Pengertian “jujur” dalam kamus besar
bahasa Indonesia memiliki arti lurus hati, tidak curang. Kejujuran (honesty)
menurut Zubaedi (2011: 79) adalah kemampuan menyampaikan kebenaran, mengakui
kesalahan, dapat dipercaya dan bertindak secara hormat. Sedangkan menurut Fadillah
(2012:190) mengatakan bahwa jujur merupakan perilaku yang patuh dalam
perkataan, tindakan, dan pekerjaan. Sedangkan menurut QS Al-Maidah ayat: 8
يَا
أَيُّهَا الَّذِينَ آمَنُوا كُونُوا قَوَّامِينَ لِلَّهِ شُهَدَاءَ بِالْقِسْطِ ۖ
وَلَا يَجْرِمَنَّكُمْ شَنَآنُ قَوْمٍ عَلَىٰ أَلَّا تَعْدِلُوا ۚ اعْدِلُوا هُوَ
أَقْرَبُ لِلتَّقْوَىٰ ۖ وَاتَّقُوا اللَّهَ ۚ إِنَّ اللَّهَ خَبِيرٌ بِمَا تَعْمَلُونَ
“Hai orang- orang yang beriman,
hendaklah kamu jadi orang- orang yang selalu menegakkan ( kebenaran ) karena
Allah, menjadi saksi dengan adil. Dan janganlah sekali- kali kebencianmu
terhadap sesuatu kaum, mendorong kamu untuk berlaku tidak adil. Berlaku
adillah, karena adil itu lebih dekat kepada takwa. Dan bertakwalah kepada
Allah, sesungguhnya Allah Maha Mengetahui apa yang kamu kerjakan.” (QS
Al-Maidah ayat: 8)
Sehingga dapat disimpulkan
bahwa, Jujur adalah sikap atau sifat seseorang yang menyatakan sesuatu dengan
sesungguhnya dan apa adanya, tidak ditambahi ataupun tidak dikurangi.

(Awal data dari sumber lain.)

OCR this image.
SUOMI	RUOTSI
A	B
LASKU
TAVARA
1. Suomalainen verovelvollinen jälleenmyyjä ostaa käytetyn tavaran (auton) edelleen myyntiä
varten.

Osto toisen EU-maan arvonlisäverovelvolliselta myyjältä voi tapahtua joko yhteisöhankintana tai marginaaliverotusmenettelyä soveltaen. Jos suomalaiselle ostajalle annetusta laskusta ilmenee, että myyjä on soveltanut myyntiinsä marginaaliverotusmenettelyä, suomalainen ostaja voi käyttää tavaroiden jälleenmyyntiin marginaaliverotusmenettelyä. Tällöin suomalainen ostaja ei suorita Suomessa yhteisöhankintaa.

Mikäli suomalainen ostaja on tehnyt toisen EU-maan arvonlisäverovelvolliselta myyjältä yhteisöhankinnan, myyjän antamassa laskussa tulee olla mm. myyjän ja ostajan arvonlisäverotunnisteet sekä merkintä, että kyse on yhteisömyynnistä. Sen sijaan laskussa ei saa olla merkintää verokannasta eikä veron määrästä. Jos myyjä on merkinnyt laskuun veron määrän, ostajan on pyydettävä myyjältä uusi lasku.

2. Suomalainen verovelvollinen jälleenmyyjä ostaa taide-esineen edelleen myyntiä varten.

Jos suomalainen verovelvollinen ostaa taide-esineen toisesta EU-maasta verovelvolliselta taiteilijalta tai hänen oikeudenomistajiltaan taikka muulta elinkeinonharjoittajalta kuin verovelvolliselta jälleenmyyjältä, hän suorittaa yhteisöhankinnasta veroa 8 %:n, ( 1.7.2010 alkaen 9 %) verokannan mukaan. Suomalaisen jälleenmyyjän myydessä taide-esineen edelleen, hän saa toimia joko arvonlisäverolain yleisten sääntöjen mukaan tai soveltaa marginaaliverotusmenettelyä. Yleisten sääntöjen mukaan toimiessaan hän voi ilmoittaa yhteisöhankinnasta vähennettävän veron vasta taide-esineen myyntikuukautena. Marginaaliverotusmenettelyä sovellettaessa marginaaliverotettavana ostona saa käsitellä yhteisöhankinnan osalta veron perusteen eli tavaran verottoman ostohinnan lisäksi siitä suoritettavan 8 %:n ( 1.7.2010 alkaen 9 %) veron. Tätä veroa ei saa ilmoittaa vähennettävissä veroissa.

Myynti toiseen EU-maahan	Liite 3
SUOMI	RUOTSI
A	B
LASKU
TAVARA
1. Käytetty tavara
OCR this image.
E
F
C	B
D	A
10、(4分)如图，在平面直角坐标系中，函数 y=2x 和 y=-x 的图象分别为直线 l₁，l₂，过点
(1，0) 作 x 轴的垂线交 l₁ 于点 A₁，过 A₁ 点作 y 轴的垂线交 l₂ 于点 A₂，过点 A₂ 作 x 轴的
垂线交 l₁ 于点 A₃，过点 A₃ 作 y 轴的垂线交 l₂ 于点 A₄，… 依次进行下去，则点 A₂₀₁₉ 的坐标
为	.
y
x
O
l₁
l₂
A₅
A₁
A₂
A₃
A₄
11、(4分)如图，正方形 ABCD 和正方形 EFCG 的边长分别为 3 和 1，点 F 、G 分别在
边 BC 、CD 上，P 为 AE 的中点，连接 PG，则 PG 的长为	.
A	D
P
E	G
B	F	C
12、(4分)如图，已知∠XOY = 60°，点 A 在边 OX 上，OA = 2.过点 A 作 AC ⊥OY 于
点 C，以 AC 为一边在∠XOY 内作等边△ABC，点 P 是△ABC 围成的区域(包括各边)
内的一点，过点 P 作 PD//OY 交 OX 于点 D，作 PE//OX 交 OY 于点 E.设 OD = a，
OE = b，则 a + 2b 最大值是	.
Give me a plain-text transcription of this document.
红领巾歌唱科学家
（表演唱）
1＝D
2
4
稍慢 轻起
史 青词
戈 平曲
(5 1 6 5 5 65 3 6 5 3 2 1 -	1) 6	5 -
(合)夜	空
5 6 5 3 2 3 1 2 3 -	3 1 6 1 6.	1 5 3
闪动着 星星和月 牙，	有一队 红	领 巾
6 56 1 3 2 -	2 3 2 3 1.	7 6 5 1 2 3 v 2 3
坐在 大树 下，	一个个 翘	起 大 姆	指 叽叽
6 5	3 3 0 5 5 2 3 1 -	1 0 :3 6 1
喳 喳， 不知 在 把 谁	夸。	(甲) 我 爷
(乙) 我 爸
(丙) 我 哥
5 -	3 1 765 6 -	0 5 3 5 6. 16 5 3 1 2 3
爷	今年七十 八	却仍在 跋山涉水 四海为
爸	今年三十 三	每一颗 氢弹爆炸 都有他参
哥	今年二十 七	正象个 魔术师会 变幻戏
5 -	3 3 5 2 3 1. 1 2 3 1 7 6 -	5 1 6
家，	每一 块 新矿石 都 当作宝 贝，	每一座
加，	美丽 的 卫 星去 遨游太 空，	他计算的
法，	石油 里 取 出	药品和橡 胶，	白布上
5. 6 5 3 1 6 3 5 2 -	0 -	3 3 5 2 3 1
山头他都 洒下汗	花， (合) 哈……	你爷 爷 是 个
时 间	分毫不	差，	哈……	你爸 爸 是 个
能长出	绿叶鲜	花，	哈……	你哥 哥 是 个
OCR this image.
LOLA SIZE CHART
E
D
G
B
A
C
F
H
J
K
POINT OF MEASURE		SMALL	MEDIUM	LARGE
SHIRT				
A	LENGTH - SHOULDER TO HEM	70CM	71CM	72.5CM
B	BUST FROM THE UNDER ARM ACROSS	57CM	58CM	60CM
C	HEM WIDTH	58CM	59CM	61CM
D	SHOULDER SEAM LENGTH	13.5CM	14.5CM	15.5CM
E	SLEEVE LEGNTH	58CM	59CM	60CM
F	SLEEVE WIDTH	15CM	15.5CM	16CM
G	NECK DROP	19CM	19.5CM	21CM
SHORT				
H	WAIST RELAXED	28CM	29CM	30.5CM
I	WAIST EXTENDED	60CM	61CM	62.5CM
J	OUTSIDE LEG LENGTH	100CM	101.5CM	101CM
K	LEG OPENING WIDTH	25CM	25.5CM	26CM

Jujur dalam arti sempit adalah sesuainya ucapan lisan dengan kenyataan. Dan dalam pengertian yang
lebih umum adalah sesuainya lahir dan batin. Karena itulah, orang munafik
disebutkan sebagai kebalikan orang yang jujur (pendusta). Kejujuran
menjadi penting karena dengan mengakui apa yang kita pikirkan, rasakan, dan
lakukan sebagaimana adanya, seseorang dapat terhindar dari rasa bersalah yang
timbul akibat kebohongan yang ia lakukan.
2. Cara
Mengajarkan Kejujuran
Kejujuran
perlu diajarkan, dilatih, dan dibiasakan. Mengajari anak sejak dini akan
menjadi pembelajaran kehidupan yang berguna bagi masa depan mereka. Belajar
kejujuran dari tayangan televisi hanya akan membuat kita miris. Banyak sekali
contoh di mana orang jujur malah jadi orang yang disingkirkan. Tapi tentu, itu
semua bukan berarti kita tidak bisa mengajarkan kejujuran pada anak-anak.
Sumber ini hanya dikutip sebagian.